Ana Maria (n.1959) é uma contadora de estórias. O seu exercício plástico assenta no detalhe e na minúcia, na exacerbação dos pequenos prazeres existentes em cada parágrafo, frase, palavra ou sinal de pontuação. Na tela ou no papel as suas aliterações poéticas, de paleta aberta às possibilidades semânticas da cor, desenham-se num emaranhado sem fim, repleto se semióticas e de desenhos emocionais. A sua formação inicial não é, contudo, no campo das artes plásticas ou visuais. Não obstante, parece-nos que fundamental para o desenvolvimento do seu percurso, nomeadamente na constatação da pintura e do desenho como formas estruturantes de pensamento, reflexão e intervenção sobre o mundo. Em 1982 licencia-se em Filosofia pela Faculdade de Letras da Universidade do Porto, apesar de desde 1980 já participar em inúmeras exposições coletivas nacionais e internacionais. A sua primeira exposição individual realiza-se em 1983 no Casino de Espinho.
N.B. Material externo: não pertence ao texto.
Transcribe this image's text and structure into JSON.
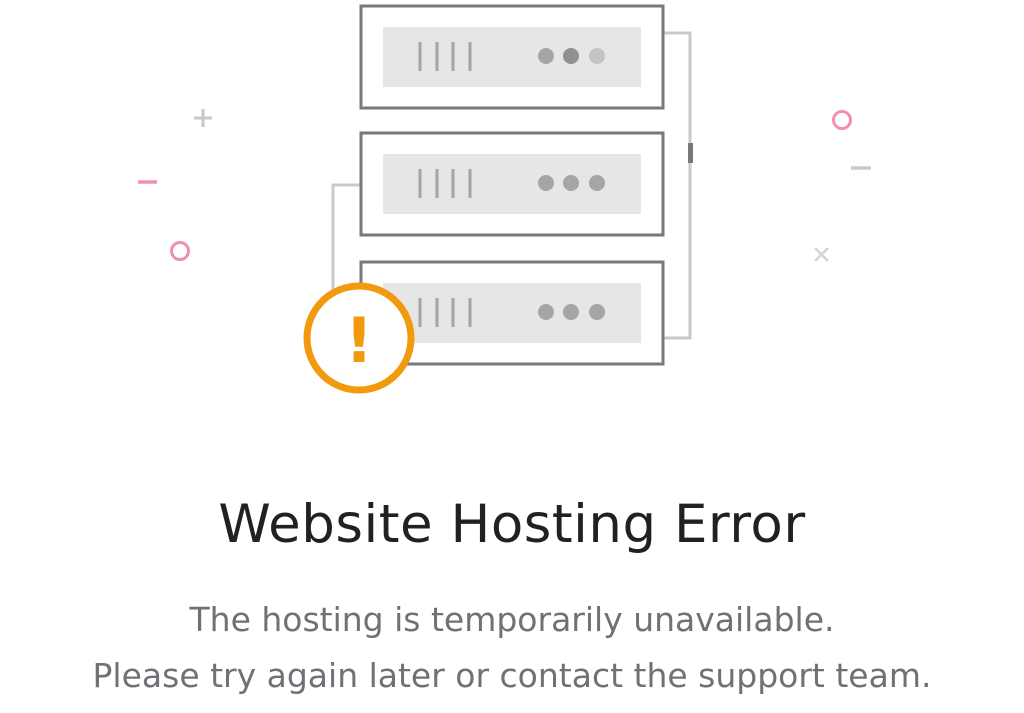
{
  "error_page": {
    "title": "Website Hosting Error",
    "message_line1": "The hosting is temporarily unavailable.",
    "message_line2": "Please try again later or contact the support team."
  },
  "illustration": {
    "icons": [
      "server-rack-icon",
      "warning-exclamation-icon",
      "plus-icon",
      "minus-icon",
      "circle-icon",
      "cross-icon"
    ],
    "warning_symbol": "!",
    "colors": {
      "server_stroke": "#77797c",
      "server_panel": "#e6e6e6",
      "indicator": "#a3a5a7",
      "warning": "#f29a0e",
      "accent_pink": "#f08fb1",
      "decor_gray": "#c7c8ca"
    }
  }
}
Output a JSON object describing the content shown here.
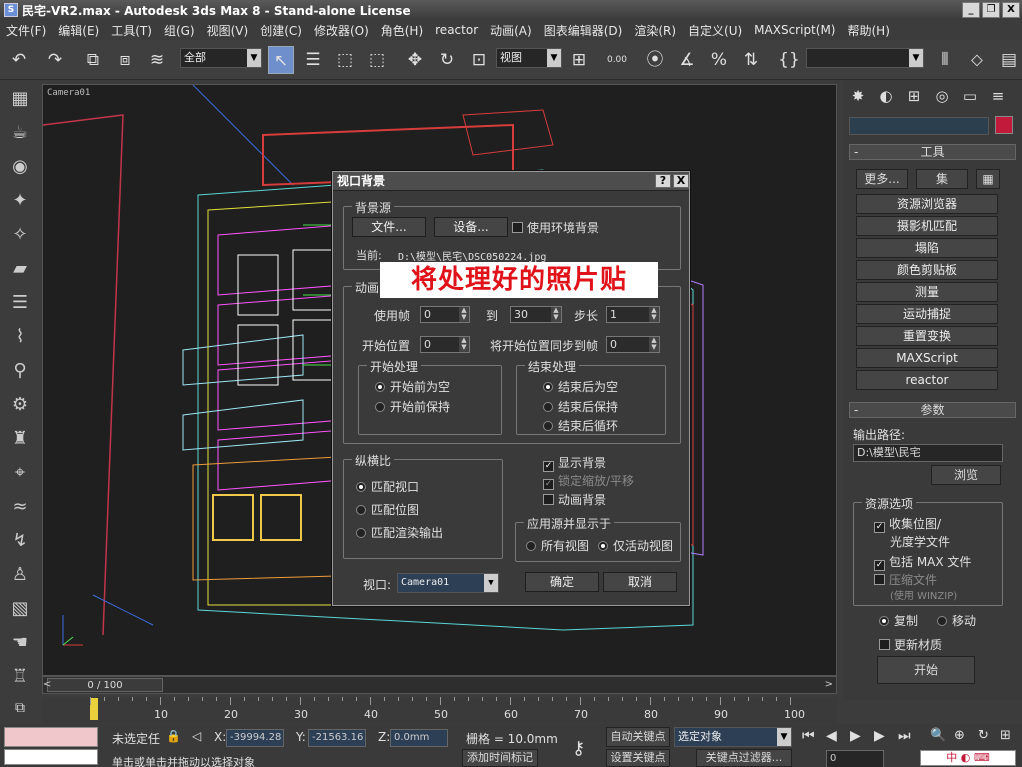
{
  "window": {
    "title": "民宅-VR2.max - Autodesk 3ds Max 8 - Stand-alone License",
    "app_icon": "3ds-max-icon",
    "controls": [
      "_",
      "ð",
      "X"
    ]
  },
  "menu": [
    "文件(F)",
    "编辑(E)",
    "工具(T)",
    "组(G)",
    "视图(V)",
    "创建(C)",
    "修改器(O)",
    "角色(H)",
    "reactor",
    "动画(A)",
    "图表编辑器(D)",
    "渲染(R)",
    "自定义(U)",
    "MAXScript(M)",
    "帮助(H)"
  ],
  "toolbar": {
    "selection_filter": "全部",
    "ref_coord": "视图",
    "angle_snap": "0.00"
  },
  "viewport": {
    "label": "Camera01",
    "frame_counter": "0 / 100"
  },
  "timeline": {
    "ticks": [
      "10",
      "20",
      "30",
      "40",
      "50",
      "60",
      "70",
      "80",
      "90",
      "100"
    ]
  },
  "overlay_caption": "将处理好的照片贴",
  "dialog": {
    "title": "视口背景",
    "help": "?",
    "close": "X",
    "bg_source": {
      "caption": "背景源",
      "files_btn": "文件...",
      "devices_btn": "设备...",
      "use_env_label": "使用环境背景",
      "current_label": "当前:",
      "current_path": "D:\\模型\\民宅\\DSC050224.jpg"
    },
    "anim": {
      "caption": "动画同步",
      "use_frame_label": "使用帧",
      "use_frame_val": "0",
      "to_label": "到",
      "to_val": "30",
      "step_label": "步长",
      "step_val": "1",
      "start_label": "开始位置",
      "start_val": "0",
      "sync_label": "将开始位置同步到帧",
      "sync_val": "0"
    },
    "start_proc": {
      "caption": "开始处理",
      "opt1": "开始前为空",
      "opt2": "开始前保持"
    },
    "end_proc": {
      "caption": "结束处理",
      "opt1": "结束后为空",
      "opt2": "结束后保持",
      "opt3": "结束后循环"
    },
    "aspect": {
      "caption": "纵横比",
      "opt1": "匹配视口",
      "opt2": "匹配位图",
      "opt3": "匹配渲染输出"
    },
    "display_bg": "显示背景",
    "lock_zoom": "锁定缩放/平移",
    "animate_bg": "动画背景",
    "apply": {
      "caption": "应用源并显示于",
      "opt1": "所有视图",
      "opt2": "仅活动视图"
    },
    "viewport_label": "视口:",
    "viewport_val": "Camera01",
    "ok": "确定",
    "cancel": "取消"
  },
  "right_panel": {
    "tools_header": "工具",
    "more_btn": "更多...",
    "sets_btn": "集",
    "utilities": [
      "资源浏览器",
      "摄影机匹配",
      "塌陷",
      "颜色剪贴板",
      "测量",
      "运动捕捉",
      "重置变换",
      "MAXScript",
      "reactor"
    ],
    "params_header": "参数",
    "output_path_label": "输出路径:",
    "output_path_val": "D:\\模型\\民宅",
    "browse_btn": "浏览",
    "res_options_caption": "资源选项",
    "collect_bitmaps": "收集位图/",
    "photometric": "光度学文件",
    "include_max": "包括 MAX 文件",
    "compress": "压缩文件",
    "use_winzip": "(使用 WINZIP)",
    "copy": "复制",
    "move": "移动",
    "update_materials": "更新材质",
    "start_btn": "开始",
    "swatch_color": "#c21a3a"
  },
  "status": {
    "selection": "未选定任",
    "x_val": "-39994.28",
    "y_val": "-21563.16",
    "z_val": "0.0mm",
    "grid": "栅格 = 10.0mm",
    "auto_key": "自动关键点",
    "selected_obj": "选定对象",
    "set_key": "设置关键点",
    "key_filters": "关键点过滤器...",
    "add_time_tag": "添加时间标记",
    "prompt": "单击或单击并拖动以选择对象",
    "frame_val": "0"
  }
}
Desde então contam-se quase três dezenas de apresentações individuais, um pouco por todo o país.
Foi professora de Filosofia durante várias décadas e é nesse misto de interesses e habilitações que cria uma personalidade artística forte em que combina a criação com a dinamização de um conjunto alargado de iniciativas culturais, destacando-se as que envolvem comunidades e promovem a experimentação disciplinar e de materiais, bem como as que usam a Arte como um meio para pensar e agir sobre o mundo em contexto.
Manteve, sempre, atividade na área do teatro, improvisação e performance, não só ao nível da conceção de espaços cénicos, figurinos e do trabalho de ator, mas sobretudo a pensar projetos e a ligar disciplinas e pessoas, como é exemplo a sua mais recente colaboração com o Museu do Papel de Santa Maria da Feira em que se interessou, não só, pelos processos tradicionais de manufatura do papel, criando os suportes sobre os quais pensou as suas obras e encenou uma exposição, como partilhou essas aprendizagens com os públicos do museu que com ela protagonizaram “A Alma do Papel”, numa iniciativa que incluiu performance, música e a leitura de uma estória da sua autoria que, de alguma forma, é síntese do seu processo e da sua originalidade enquanto artista visual.
Autora amplamente premiada, Ana Maria Pintora ocupa um espaço afetivo da história da Bienal Internacional de Arte de Cerveira (BIAC). Essa história é também uma história de vitórias feitas obras de Arte, que marcam a coleção da Fundação Bienal de Arte de Cerveira. Em 1988 vence o 2º Prémio Arte Portex (Porto); em 1989 a Menção Honrosa na I Exposição Nacional de Pintura de Coimbra e em 1992 a Menção Honrosa na VII BIAC, realizada entre 15 de agosto e 21 de setembro. Deste prémio, a coleção conserva uma obra em acrílico sobre papel (105x75cm) marcada pela simbiose entre a figuração de sugestão simbólica simples e a inserção de uma camada de imaginário que a dilui, abrindo-nos o campo de possibilidades de leitura para a imaginação. Não fosse o trabalho de Ana Maria dependente das narrativas intencionais e não inusitadas, ou era inevitável uma associação ao universo surrealista, sobretudo pela presença de uma imaginação profunda e autêntica, desvinculada de quadros reais e empatias com meta-mensagens. “Associação para a defesa do património afectivo” (acrílico sobre papel, 100x72cm) tem, também, esta marca do sonho e da fantasia e é outra das obras que integra a coleção da FBAC, juntando-se a “Loucos de Deus” (água-forte sobre papel, 150x70cm), realizada no âmbito de um Workshop Internacional de Gravura de Grande Formato, enquadrado na programação paralela à XIV BIAC, que decorreu entre 18 de agosto e 29 de setembro de 2007.
Voltando aos prémios, merece ainda referência, em 1991, o Prémio Nacional de Pintura Júlio Resende (Gondomar); em 1992, o 3º Prémio Nacional de Pintura do Boavista Futebol Clube (Porto); em 2003, o Prémio Aquisição no âmbito da XII BIAC; em 2005, o Prémio Amadeo de Souza Cardoso (Amarante) e em 2011 uma Menção Honrosa na XVII Galria Aberta (Beja).
Mais do que património material, Ana Maria Pintora faz parte do nosso património afetivo, das dinâmicas que marcam a Vila das Artes, não apenas durante as bienais mas na programação de todo o ano. Já não conseguimos pensar a bienal mais antiga da Península Ibérica sem a incluir no desafio. O que nos dá é sempre rico e inesquecível.